If you have an email program (as opposed to web-based email), it
probably supports LDAP. Most LDAP clients can only read from a server.
Search abilities of clients (as seen in email programs) vary widely. A
few can write or update information, but LDAP does not include security
or encryption, so updates usually require additional protection such as
an encrypted SSL connection to the LDAP server.
If you have OS X and access to an LDAP server, you can enter
your LDAP account into System Preferences--Internet Accounts. At bottom
of the right pane, click Add Other Account, then choose the LDAP account
option. This lets Address Book look up info from your server.
LDAP also defines:
Permissions, set by the administrator to allow only certain people to access the LDAP database, and optionally keep certain data private.
Schema: a
way to describe the format and attributes of data in the server. For
example: a schema entered in an LDAP server might define a
"groovyPerson" entry type, which has attributes of
"instantMessageAddress", and "coffeeRoastPreference". The normal
attributes of name, email address, etc., would be inherited from one of
the standard schemas, which are rooted in X.500 (see below).

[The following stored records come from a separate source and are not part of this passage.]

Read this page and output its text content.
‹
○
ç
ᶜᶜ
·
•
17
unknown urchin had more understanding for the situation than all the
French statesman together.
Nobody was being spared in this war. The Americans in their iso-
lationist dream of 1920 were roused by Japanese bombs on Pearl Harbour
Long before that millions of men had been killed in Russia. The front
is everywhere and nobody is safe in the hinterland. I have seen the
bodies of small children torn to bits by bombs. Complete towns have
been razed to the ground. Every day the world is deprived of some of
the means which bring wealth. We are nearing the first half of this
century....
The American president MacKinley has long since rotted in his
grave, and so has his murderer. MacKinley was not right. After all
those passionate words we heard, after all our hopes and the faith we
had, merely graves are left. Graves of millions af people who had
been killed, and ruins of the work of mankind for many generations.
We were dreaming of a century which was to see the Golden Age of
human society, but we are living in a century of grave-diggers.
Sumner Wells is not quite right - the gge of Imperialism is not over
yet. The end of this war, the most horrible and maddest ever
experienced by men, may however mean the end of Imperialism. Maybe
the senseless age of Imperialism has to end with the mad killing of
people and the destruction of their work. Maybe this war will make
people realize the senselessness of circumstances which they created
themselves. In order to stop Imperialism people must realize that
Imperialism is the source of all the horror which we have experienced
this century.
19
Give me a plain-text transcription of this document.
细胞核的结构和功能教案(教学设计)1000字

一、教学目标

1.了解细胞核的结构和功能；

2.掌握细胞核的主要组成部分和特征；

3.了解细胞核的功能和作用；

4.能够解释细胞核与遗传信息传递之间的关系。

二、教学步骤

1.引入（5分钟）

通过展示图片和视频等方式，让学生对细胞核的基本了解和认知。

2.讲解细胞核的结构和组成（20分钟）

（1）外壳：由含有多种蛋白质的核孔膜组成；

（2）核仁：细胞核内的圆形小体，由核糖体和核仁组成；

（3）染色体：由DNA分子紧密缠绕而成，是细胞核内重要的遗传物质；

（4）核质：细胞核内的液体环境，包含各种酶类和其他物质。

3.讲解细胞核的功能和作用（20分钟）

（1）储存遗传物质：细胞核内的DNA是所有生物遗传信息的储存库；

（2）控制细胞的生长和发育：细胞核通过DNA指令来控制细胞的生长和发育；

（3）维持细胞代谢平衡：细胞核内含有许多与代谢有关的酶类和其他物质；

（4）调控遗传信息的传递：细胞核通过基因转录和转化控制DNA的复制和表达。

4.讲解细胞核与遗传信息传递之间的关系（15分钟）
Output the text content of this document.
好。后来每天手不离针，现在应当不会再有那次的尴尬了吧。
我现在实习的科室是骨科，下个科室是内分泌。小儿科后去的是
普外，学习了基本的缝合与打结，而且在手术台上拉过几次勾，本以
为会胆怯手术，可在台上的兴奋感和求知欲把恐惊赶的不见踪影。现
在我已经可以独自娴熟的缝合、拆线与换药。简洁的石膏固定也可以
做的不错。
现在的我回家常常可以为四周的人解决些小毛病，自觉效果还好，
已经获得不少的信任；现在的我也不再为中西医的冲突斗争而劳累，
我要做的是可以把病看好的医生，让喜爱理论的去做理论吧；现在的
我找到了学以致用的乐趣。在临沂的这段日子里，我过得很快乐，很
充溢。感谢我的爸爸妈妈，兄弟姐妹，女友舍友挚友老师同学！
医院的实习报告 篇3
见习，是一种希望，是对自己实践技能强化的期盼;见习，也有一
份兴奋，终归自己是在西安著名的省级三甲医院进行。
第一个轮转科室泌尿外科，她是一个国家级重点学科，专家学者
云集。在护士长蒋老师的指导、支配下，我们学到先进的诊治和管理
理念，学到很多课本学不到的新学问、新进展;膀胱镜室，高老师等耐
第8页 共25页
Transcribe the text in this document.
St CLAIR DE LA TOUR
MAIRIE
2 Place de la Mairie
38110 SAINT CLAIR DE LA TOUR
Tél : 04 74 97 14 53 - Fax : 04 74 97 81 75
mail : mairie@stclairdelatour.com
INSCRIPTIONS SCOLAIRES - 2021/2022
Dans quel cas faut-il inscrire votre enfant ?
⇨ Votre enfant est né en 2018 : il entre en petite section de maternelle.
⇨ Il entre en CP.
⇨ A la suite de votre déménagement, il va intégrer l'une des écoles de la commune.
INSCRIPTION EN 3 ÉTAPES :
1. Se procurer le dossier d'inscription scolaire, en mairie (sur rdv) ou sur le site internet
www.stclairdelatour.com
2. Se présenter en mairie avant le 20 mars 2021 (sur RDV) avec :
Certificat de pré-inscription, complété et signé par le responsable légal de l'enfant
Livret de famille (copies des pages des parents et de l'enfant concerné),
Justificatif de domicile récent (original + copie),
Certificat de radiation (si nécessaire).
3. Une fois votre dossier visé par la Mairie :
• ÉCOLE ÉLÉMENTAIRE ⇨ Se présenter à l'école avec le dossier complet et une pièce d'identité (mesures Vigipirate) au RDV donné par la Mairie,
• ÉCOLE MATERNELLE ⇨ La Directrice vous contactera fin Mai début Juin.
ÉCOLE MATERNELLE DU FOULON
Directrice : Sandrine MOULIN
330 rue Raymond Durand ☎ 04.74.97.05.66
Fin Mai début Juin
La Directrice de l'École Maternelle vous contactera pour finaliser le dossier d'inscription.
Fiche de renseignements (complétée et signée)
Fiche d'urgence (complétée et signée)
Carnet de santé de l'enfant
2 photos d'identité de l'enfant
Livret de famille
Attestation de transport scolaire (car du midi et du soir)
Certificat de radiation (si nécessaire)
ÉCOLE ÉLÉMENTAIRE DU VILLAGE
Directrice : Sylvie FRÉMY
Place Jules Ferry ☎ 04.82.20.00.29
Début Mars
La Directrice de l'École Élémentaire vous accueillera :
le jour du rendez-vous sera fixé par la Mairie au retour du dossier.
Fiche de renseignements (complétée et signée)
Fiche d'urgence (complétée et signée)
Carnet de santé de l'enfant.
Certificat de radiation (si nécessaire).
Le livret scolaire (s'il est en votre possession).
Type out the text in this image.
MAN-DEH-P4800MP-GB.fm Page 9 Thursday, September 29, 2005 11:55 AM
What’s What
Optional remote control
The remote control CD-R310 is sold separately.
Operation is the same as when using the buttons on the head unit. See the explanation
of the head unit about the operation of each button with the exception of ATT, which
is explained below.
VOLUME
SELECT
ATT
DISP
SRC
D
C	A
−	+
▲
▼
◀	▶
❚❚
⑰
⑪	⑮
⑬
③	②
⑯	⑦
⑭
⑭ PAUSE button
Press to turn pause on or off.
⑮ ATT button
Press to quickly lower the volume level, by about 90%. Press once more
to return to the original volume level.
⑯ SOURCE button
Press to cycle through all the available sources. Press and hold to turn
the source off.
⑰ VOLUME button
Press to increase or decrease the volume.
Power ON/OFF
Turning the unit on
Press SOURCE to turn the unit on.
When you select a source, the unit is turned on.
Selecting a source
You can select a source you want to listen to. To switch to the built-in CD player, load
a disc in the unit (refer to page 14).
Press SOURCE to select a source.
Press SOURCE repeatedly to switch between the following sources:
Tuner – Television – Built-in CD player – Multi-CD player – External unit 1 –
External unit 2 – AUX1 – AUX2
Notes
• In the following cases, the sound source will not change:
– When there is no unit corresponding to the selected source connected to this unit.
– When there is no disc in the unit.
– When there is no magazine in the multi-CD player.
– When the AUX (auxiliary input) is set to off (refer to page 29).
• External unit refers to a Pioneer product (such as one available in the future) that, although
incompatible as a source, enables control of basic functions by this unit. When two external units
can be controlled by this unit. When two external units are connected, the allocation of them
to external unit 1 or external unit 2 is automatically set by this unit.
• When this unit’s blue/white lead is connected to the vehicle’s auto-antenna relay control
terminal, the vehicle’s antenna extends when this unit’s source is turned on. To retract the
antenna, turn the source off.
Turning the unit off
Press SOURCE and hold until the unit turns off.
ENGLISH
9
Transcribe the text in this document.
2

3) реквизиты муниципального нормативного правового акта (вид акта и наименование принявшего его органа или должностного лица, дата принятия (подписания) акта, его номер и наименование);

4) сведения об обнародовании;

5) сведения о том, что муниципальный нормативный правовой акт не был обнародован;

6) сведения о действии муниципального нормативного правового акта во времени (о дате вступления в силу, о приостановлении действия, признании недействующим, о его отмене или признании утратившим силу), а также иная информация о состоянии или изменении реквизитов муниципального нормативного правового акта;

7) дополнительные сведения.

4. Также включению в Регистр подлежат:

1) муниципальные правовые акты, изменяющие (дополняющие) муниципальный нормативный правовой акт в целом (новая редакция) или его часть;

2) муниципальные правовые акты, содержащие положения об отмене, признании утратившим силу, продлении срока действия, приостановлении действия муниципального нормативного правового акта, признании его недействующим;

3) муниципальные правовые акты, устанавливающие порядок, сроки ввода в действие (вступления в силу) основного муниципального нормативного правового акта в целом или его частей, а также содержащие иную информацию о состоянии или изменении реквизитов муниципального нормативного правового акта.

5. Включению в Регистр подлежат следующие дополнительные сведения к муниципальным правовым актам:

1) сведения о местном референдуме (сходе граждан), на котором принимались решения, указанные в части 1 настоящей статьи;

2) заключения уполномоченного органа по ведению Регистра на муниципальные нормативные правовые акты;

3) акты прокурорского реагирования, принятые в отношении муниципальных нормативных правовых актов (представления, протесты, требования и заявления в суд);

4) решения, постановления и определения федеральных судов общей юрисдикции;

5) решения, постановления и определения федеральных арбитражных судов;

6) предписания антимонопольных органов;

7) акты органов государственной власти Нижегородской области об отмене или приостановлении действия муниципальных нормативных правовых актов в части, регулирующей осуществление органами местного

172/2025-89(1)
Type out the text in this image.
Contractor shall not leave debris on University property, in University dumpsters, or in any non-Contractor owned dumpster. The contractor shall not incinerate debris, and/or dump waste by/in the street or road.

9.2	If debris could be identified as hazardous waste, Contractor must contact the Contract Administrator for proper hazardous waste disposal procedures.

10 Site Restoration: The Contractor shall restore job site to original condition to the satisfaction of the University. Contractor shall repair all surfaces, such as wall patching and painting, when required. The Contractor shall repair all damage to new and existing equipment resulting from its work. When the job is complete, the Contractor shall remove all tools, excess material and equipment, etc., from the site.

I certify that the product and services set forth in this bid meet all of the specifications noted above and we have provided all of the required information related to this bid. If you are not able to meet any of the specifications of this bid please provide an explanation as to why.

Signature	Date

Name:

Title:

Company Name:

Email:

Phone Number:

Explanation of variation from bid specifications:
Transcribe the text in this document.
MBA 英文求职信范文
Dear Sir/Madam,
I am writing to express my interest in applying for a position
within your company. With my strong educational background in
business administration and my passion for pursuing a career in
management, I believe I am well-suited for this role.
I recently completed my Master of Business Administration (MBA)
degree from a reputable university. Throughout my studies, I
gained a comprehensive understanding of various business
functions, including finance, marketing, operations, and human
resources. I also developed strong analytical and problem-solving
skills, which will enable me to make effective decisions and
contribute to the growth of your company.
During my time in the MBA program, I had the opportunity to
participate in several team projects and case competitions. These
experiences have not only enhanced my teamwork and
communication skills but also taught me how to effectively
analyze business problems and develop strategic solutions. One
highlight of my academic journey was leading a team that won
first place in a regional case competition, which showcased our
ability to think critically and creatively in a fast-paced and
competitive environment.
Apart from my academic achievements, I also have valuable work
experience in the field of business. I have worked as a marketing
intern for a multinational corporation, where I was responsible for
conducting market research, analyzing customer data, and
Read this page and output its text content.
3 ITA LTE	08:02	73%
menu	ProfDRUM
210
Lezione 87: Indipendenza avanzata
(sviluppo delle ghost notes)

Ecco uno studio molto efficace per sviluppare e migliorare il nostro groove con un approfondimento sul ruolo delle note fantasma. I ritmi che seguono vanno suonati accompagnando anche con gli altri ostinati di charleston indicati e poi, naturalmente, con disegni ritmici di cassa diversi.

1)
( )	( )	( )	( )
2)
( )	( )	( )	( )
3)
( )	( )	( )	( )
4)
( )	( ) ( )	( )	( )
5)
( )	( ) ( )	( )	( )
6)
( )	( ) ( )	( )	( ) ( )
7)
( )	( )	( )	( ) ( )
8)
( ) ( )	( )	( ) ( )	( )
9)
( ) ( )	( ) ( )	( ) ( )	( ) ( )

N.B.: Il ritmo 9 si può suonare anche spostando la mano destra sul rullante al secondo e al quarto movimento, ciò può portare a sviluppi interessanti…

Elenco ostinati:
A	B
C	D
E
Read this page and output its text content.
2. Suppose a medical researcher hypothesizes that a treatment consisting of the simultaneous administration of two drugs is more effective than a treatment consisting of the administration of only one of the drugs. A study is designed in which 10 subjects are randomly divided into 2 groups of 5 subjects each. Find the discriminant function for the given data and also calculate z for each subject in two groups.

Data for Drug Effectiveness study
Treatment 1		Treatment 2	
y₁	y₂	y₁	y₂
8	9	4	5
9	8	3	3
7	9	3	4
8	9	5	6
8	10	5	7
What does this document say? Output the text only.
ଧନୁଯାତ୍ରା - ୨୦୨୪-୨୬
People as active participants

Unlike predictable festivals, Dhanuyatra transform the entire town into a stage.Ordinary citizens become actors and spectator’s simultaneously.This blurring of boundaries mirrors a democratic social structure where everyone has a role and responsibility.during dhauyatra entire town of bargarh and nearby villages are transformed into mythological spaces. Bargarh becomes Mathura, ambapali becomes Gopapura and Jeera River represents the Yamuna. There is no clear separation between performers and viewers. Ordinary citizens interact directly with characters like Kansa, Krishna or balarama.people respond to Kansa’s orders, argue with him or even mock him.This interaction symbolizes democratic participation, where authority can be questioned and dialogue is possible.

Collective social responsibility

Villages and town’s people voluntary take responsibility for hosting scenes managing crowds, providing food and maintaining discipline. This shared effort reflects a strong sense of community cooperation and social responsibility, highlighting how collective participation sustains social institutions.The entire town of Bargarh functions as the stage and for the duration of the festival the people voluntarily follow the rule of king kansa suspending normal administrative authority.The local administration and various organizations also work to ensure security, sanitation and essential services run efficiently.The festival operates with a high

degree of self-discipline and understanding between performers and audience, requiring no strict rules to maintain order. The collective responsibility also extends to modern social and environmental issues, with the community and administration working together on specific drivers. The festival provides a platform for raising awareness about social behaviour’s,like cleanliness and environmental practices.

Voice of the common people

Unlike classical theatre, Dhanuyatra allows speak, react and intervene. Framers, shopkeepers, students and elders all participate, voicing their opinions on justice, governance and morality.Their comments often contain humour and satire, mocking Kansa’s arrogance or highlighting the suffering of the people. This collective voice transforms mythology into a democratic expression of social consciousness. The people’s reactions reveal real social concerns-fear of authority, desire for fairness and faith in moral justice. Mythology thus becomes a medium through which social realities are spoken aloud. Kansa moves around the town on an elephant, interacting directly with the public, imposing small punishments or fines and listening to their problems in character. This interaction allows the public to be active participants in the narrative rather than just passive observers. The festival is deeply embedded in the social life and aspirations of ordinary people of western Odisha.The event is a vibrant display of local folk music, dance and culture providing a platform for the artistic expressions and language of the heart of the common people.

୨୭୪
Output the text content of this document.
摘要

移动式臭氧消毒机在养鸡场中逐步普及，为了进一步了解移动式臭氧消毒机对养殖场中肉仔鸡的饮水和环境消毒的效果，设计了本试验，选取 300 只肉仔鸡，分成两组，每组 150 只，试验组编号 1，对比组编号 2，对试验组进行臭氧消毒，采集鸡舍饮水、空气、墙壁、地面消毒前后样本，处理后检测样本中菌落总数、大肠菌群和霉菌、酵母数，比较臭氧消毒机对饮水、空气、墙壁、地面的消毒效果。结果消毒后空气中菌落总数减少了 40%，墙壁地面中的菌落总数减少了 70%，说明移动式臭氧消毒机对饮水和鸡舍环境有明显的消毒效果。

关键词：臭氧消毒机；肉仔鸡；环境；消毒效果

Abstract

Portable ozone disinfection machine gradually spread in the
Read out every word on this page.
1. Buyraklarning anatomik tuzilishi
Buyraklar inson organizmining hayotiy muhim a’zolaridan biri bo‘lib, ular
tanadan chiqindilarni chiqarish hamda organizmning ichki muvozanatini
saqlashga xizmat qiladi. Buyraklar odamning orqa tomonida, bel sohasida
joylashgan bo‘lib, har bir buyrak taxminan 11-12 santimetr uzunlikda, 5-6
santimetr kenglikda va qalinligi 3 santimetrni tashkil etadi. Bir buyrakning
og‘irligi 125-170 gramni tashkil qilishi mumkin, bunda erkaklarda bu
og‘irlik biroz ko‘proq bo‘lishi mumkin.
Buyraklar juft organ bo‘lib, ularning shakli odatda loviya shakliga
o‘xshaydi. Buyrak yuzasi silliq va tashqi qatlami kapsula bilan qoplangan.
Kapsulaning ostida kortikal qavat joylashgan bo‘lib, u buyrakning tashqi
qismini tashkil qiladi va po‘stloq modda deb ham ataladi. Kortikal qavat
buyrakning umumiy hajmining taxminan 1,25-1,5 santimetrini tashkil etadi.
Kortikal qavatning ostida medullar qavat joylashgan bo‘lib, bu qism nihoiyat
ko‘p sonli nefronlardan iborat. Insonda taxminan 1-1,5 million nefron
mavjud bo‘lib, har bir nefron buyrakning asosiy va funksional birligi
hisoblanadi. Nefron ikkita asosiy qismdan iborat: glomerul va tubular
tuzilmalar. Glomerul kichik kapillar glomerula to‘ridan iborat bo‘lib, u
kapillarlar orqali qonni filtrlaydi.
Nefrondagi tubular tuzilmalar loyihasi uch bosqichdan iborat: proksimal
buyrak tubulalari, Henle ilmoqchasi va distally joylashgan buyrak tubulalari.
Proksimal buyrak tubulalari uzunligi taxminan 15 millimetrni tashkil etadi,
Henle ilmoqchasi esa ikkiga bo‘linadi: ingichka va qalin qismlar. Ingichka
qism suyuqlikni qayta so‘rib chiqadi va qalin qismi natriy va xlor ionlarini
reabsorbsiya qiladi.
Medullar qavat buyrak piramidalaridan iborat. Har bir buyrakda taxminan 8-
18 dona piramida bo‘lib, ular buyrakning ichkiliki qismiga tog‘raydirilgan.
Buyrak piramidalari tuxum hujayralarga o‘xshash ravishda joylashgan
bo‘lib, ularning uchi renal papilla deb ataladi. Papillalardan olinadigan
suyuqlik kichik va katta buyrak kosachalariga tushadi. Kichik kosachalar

LDAP was designed at the University of Michigan to adapt a
complex enterprise directory system (called X.500) to the modern
Internet. X.500 is too complex to support on desktops and over the
Internet, so LDAP was created to provide this service "for the rest of
us."
LDAP servers exist at three levels: There are big public
servers, large organizational servers at universities and corporations,
and smaller LDAP servers for workgroups. Most public servers from around
year 2000 have disappeared, although directory.verisign.com exists for
looking up X.509 certificates. The idea of publicly listing your email
address for the world to see, of course, has been crushed by spam.
While LDAP didn't bring us the worldwide email address book, it
continues to be a popular standard for communicating record-based,
directory-like data between programs.